Bisher konnte ich es noch vermeiden, eine Maske aufsetzen zu müssen, es wird mir aber nicht erspart bleiben. Ich hoffe darauf, dass die Gesichtsvisiere als Maskenäquivalent freigegeben werden. Ich verberge mich nicht gerne, und ich sehe andere Menschen gerne. Auch für die Sozialarbeit wäre es sehr hilfreich, den Klientinnen und Klienten unvermummt begegnen zu können.
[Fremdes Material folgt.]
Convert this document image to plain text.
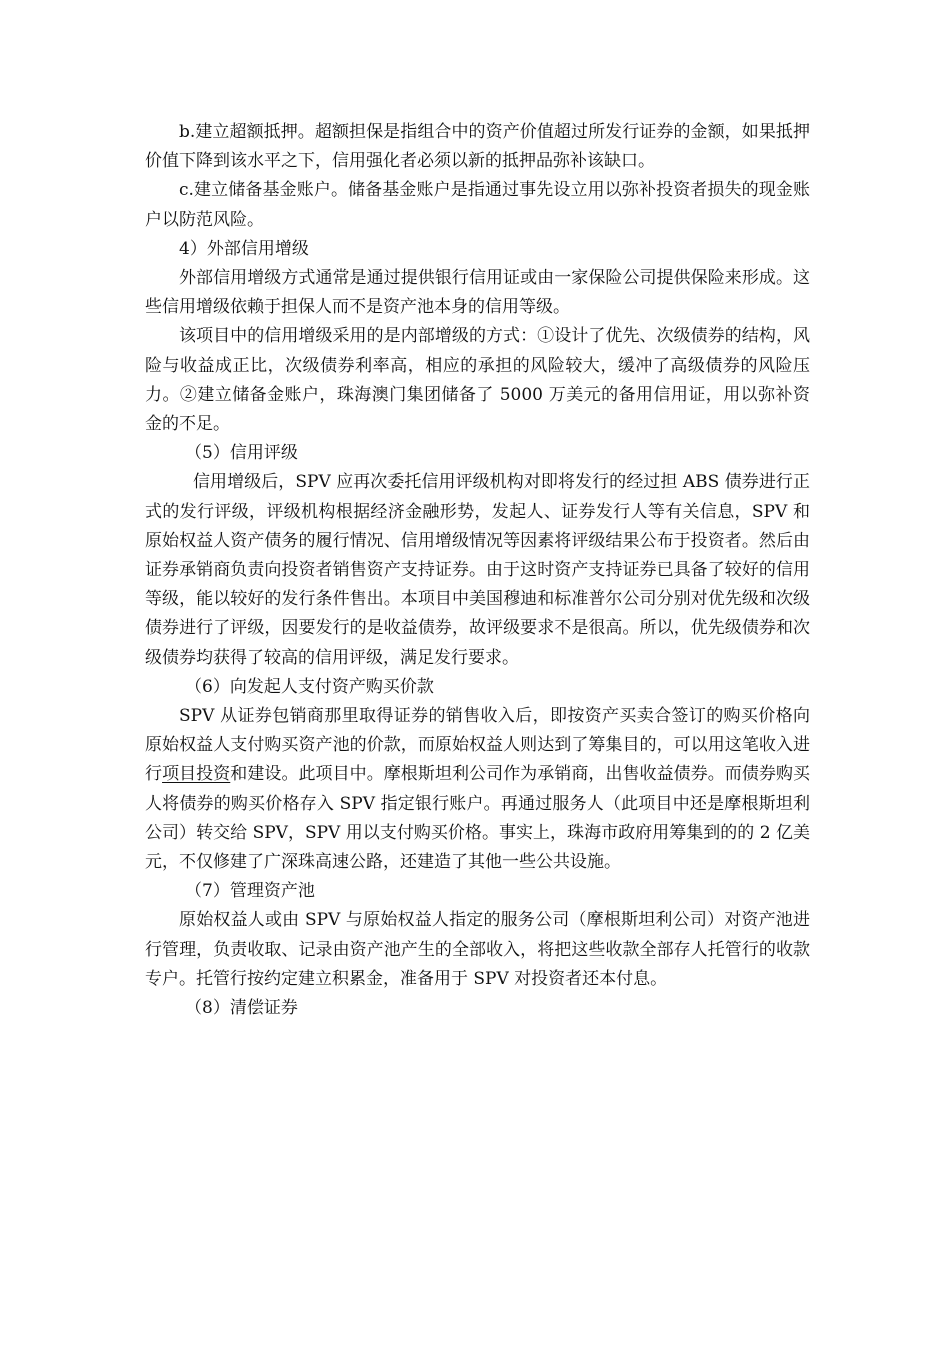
b.建立超额抵押。超额担保是指组合中的资产价值超过所发行证券的金额，如果抵押价值下降到该水平之下，信用强化者必须以新的抵押品弥补该缺口。

c.建立储备基金账户。储备基金账户是指通过事先设立用以弥补投资者损失的现金账户以防范风险。

4）外部信用增级

外部信用增级方式通常是通过提供银行信用证或由一家保险公司提供保险来形成。这些信用增级依赖于担保人而不是资产池本身的信用等级。

该项目中的信用增级采用的是内部增级的方式：①设计了优先、次级债券的结构，风险与收益成正比，次级债券利率高，相应的承担的风险较大，缓冲了高级债券的风险压力。②建立储备金账户，珠海澳门集团储备了 5000 万美元的备用信用证，用以弥补资金的不足。

（5）信用评级

信用增级后，SPV 应再次委托信用评级机构对即将发行的经过担 ABS 债券进行正式的发行评级，评级机构根据经济金融形势，发起人、证券发行人等有关信息，SPV 和原始权益人资产债务的履行情况、信用增级情况等因素将评级结果公布于投资者。然后由证券承销商负责向投资者销售资产支持证券。由于这时资产支持证券已具备了较好的信用等级，能以较好的发行条件售出。本项目中美国穆迪和标准普尔公司分别对优先级和次级债券进行了评级，因要发行的是收益债券，故评级要求不是很高。所以，优先级债券和次级债券均获得了较高的信用评级，满足发行要求。

（6）向发起人支付资产购买价款

SPV 从证券包销商那里取得证券的销售收入后，即按资产买卖合签订的购买价格向原始权益人支付购买资产池的价款，而原始权益人则达到了筹集目的，可以用这笔收入进行项目投资和建设。此项目中。摩根斯坦利公司作为承销商，出售收益债券。而债券购买人将债券的购买价格存入 SPV 指定银行账户。再通过服务人（此项目中还是摩根斯坦利公司）转交给 SPV，SPV 用以支付购买价格。事实上，珠海市政府用筹集到的的 2 亿美元，不仅修建了广深珠高速公路，还建造了其他一些公共设施。

（7）管理资产池

原始权益人或由 SPV 与原始权益人指定的服务公司（摩根斯坦利公司）对资产池进行管理，负责收取、记录由资产池产生的全部收入，将把这些收款全部存人托管行的收款专户。托管行按约定建立积累金，准备用于 SPV 对投资者还本付息。

（8）清偿证券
Wir sind Menschen begegnet, die auf die Bitte, den Abstand einzuhalten, höhnisch antworteten „naja, wenn Sie daran glauben“. Sie hielten uns anscheinend für bescheuert, so wie manche Kommentatoren, die die relativ gute Disziplin der Bevölkerung als bedenkliche Bereitschaft zur Unterwerfung interpretieren. Echte Freigeister und die wahren Vertreter*innen des Erbes der Aufklärung scheinen sich dadurch auszuzeichnen, dass sie sich gerade jetzt in pubertärer Aufmüpfigkeit üben. Ist etwas ermüdend.
Die Enten sind heute etwas unruhig – sie jagen einander übers Wasser, und ich wüsste gerne, worüber sie streiten.
Schattenspiele in der Semmelweisgasse.